O Indicador Serasa Experian de Inadimplência do Consumidor apontou crescimento de 5,2% em junho na relação com o mesmo mês do ano anterior, apresentando a segunda alta consecutiva na comparação anual, após ter registrado queda desde outubro de 2009. Na comparação mensal –junho em relação a maio de 2010–, a inadimplência do consumidor, mesmo perdendo fôlego, também cresceu, registrando variação de 1,1%.
Segundo os economistas da Serasa Experian, a alta da inadimplência do consumidor tem relação com o crescimento acelerado do endividamento, além do bom desempenho das vendas, sobretudo as financiadas no Dia das Mães, Dia dos Namorados e Copa do Mundo. “Vale lembrar que o consumidor já carregava, anteriormente, compromissos pela antecipação do consumo para aproveitar o IPI [Imposto sobre Produtos Industrializados] reduzido para automóveis, eletrodomésticos da linha branca e móveis. Por isso, agora encontra dificuldades para honrar suas dívidas”, ressaltou a Serasa Experian, por meio de texto distribuído à imprensa.
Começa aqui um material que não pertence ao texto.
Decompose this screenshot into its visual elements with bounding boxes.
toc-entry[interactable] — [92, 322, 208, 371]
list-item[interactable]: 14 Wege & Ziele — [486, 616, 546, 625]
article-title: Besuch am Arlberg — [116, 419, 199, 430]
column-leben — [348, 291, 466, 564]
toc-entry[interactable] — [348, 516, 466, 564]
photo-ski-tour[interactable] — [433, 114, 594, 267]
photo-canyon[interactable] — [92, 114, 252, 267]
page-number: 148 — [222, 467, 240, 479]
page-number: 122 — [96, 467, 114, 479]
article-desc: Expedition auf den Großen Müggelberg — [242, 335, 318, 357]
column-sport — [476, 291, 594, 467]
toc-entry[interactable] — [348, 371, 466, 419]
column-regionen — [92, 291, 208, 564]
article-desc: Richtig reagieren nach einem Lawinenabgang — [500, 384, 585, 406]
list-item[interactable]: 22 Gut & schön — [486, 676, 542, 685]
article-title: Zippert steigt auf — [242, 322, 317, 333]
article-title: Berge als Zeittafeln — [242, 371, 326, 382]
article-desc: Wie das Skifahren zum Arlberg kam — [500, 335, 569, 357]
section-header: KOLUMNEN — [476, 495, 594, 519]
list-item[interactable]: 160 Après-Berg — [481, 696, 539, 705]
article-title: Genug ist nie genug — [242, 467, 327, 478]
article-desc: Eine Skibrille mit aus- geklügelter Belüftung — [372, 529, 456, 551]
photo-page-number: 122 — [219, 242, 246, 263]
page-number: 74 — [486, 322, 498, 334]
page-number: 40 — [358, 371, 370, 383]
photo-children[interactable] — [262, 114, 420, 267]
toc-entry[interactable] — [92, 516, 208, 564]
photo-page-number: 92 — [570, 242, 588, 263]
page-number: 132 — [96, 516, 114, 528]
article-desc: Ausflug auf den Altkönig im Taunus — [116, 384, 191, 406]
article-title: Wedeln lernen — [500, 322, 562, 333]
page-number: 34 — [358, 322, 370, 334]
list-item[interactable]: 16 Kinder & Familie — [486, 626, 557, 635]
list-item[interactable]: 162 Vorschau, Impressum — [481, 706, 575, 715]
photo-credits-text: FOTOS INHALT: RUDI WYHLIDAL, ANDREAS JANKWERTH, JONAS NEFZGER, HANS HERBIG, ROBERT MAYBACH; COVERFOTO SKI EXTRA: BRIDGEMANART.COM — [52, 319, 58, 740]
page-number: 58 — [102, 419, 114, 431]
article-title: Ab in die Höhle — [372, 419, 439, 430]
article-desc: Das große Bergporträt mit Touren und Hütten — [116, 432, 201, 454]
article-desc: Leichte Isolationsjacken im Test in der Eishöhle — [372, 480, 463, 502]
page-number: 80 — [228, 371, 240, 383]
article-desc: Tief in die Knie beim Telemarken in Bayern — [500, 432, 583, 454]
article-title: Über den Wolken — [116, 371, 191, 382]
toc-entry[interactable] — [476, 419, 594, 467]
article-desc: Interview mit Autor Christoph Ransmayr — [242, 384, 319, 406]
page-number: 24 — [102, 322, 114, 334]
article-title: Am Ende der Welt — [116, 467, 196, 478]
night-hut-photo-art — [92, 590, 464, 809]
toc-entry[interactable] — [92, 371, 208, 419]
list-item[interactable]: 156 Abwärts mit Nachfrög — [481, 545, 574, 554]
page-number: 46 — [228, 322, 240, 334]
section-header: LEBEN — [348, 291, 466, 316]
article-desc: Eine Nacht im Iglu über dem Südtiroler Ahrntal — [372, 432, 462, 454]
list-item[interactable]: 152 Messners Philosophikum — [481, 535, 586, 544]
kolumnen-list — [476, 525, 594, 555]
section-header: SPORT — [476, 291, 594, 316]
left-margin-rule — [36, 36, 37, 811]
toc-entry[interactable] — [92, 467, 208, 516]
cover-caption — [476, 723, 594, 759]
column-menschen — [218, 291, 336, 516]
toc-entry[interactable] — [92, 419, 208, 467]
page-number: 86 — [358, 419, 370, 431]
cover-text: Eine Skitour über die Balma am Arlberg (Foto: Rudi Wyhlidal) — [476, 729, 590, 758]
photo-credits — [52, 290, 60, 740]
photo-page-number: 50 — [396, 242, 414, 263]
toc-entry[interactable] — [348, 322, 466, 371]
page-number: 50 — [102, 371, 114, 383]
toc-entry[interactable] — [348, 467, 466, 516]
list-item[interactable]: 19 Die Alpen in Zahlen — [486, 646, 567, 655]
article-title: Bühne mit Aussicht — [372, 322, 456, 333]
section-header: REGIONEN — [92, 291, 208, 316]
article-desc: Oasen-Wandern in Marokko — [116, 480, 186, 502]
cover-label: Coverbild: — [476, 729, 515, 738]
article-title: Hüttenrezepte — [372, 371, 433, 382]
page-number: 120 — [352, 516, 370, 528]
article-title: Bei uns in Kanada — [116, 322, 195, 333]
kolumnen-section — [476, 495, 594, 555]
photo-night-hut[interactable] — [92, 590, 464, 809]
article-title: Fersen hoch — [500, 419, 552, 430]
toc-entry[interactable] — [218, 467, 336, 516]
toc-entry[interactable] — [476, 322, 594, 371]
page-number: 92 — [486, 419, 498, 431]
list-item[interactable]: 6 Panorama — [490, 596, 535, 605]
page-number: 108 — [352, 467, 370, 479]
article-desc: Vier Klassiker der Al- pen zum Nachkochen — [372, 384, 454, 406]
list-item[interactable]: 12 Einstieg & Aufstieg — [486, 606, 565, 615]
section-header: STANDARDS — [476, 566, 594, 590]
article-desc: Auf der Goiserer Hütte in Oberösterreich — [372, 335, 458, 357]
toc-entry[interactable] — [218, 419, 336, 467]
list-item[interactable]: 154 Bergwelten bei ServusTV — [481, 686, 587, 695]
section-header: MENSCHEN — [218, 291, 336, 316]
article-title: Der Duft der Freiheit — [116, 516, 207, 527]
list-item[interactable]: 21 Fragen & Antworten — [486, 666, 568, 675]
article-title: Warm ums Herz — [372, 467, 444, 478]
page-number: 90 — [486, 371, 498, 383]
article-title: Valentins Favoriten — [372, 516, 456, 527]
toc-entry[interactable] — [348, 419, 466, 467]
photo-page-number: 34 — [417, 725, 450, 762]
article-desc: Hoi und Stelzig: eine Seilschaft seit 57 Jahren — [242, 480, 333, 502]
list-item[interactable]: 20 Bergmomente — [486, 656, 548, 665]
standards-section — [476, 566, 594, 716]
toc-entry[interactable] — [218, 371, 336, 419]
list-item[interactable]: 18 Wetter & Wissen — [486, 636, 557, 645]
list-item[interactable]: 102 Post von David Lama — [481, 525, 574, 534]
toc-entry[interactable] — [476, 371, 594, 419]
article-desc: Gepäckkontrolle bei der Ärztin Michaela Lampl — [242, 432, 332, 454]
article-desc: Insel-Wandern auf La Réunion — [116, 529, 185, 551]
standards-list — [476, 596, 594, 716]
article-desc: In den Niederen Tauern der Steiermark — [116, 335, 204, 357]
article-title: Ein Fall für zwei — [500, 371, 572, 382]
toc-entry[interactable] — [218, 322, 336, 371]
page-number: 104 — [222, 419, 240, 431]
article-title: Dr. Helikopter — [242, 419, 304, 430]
Como o Indicador Serasa Experian de Perspectiva da Inadimplência do consumidor já adiantou, salienta o texto da empresa, o maior endividamento do consumidor e o atual ciclo de aperto monetário (elevações da taxa Selic) irão fazer com que o volume de dívidas pendentes continue evoluindo nos próximos meses, porém sob controle e sem recorde histórico.
Cartões e financeiras
Na decomposição do indicador, a inadimplência com cartões de crédito e financeiras (alta de 7,0%) e dívidas com os bancos (crescimento de 0,6%) foram as responsáveis pela alta mensal em junho de 1,1% na inadimplência do consumidor.
Ao contrário das avaliações anual e mensal, a inadimplência do consumidor no período acumulado do primeiro semestre de 2010/2009 caiu 2,3%, representando a maior queda para esta comparação desde o início do indicador, em 2000.
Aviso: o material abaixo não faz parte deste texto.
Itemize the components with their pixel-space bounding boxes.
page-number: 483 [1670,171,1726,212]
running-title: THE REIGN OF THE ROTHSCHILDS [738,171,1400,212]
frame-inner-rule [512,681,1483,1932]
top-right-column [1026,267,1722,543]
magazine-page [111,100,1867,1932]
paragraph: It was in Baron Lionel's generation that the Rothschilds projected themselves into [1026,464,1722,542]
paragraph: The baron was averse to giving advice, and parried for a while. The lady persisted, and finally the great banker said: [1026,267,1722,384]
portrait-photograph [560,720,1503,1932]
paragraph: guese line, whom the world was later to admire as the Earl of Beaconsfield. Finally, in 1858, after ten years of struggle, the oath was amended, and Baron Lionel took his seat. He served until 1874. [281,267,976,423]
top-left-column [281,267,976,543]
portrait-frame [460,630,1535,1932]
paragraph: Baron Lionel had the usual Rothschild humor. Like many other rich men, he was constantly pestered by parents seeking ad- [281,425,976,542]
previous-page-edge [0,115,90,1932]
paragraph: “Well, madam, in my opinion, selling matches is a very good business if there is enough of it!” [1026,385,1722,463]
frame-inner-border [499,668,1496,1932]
No primeiro semestre de 2010, em comparação com o mesmo período do ano anterior, o valor médio das dívidas com os bancos teve queda de 0,4%. Já as outras três modalidades de inadimplência -cheques sem fundos, títulos protestados e cartões de crédito e financeiras- apresentaram alta de 41,9%, 6,4% e 1,8%, respectivamente.